How would BIF move this forward? It's certainly in line with initiatives Quality Partners has underway, and we look forward to participating in future discussions to advance the idea!

Posted by: Deidre Gifford | July 30, 2007 12:19 PM

I like the suggestion to pilot this as a financing model. It assumes that an infrastructure exists that can help with workflow issues that physicians face in implementing EMRs, which is more insightful than usual blurbs about the cost of implementing EMRs. I wonder if there are any EMR vendors who are currently offering this model?

Also, I think you make an important point about whether EMRs can help increase productivity in the physician office by 30%. That seems like an important metric for all payers involved (insurers and physicians especially.) It would be good to include some measures to evaluate the 1-year $2M pilot - I would suggest a) staff time spent on prescription renewals before and after e-prescribing; b) length of time spent with patients before and after EMR adopted (that is a patient-friendly measure)...there must be others that are commonly measured after EMR adoption. The other questions you ask about the difference that an EMR can make are good - but these bottom line questions should probably be answered too.

One advantage of having records electronic that I would raise is having the ability to query the records of a group of patients at once and determine which are on schedule for important screening tests or other kinds of preventive care. This becomes an efficient reminder system for the practice to use in following up and making sure that patients get recommended care. That should also be a measure of productivity.

Posted by: Stephanie Kissam | July 30, 2007 04:10 PM

This could be a very timely concept. The RI Quality Institute is embarking on the development of a statewide EMR adoption strategy and running an experiment like this could be a very exciting and illuminating component.

It is worth noting that Electronic Medical Records (EMRs) and Electronic Health Records (EHRs) are separate but interconnected. EMRs are health records that contain patient data specific to a certain practice setting, with some interfaces included. For example, a physician may have all of the data from his/her practice contained in the EMR, along with automatic downloads of lab results and x-rays, primarily limited to only those that s/he ordered on the patient. EHRs are a comprehensive, longitudinal record of the patients' health information, reflecting the compilation of information from multiple sources, including the patient. EMRs don't become EHRs until they are connected to an electronic Health Information Exchange, at a regional or state level, and that is when many of the benefits of "portable" health records are realized.
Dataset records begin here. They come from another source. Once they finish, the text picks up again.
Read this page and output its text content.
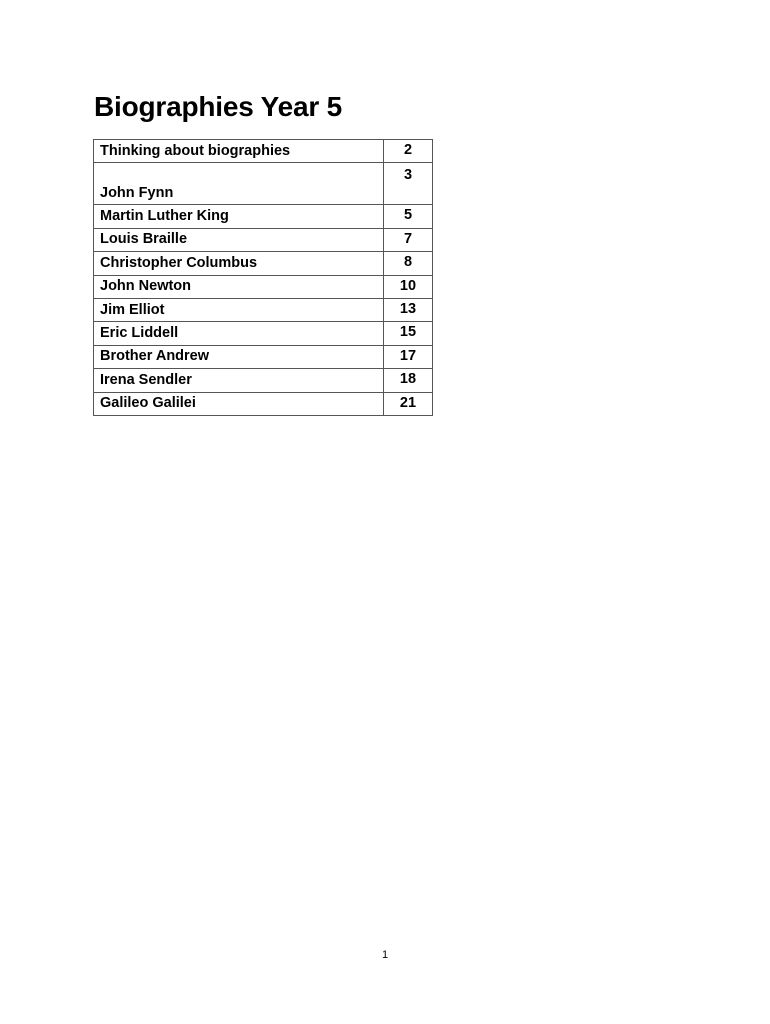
Biographies Year 5
Thinking about biographies	2
John Fynn	3
Martin Luther King	5
Louis Braille	7
Christopher Columbus	8
John Newton	10
Jim Elliot	13
Eric Liddell	15
Brother Andrew	17
Irena Sendler	18
Galileo Galilei	21
1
It is true that an investment in EMR's across the physician community will ultimately pay back in millions in savings due to avoiding errors and safely reducing hospitalizations and office visits as a result of better, more effective care in the physician office. However, a challenge to balancing the payments and investments is the fact that lion's share of the estimated billions of dollars that can be saved accrues to the payors (public and private insurers including the self-insured) and not to the providers. The Center for Information Technology Leadership in Boston has estimated that physicians reap only 11% of the return on investment of the installation of computerized provider order entry—and that is in a context where providers are 11% capitated. In Rhode Island, they’re 4% capitated—leading to even less return on investment. Few businesspersons would choose to make such a significant investment when 89-96% of the return lands in someone else's coffers.

At another level, when we look beyond cost savings and take into account the potential for a better patient experience, streamlined care delivery, and a transformed physician's office, it is obvious that the benefits are diffuse - everyone enjoys the fruits of the new system.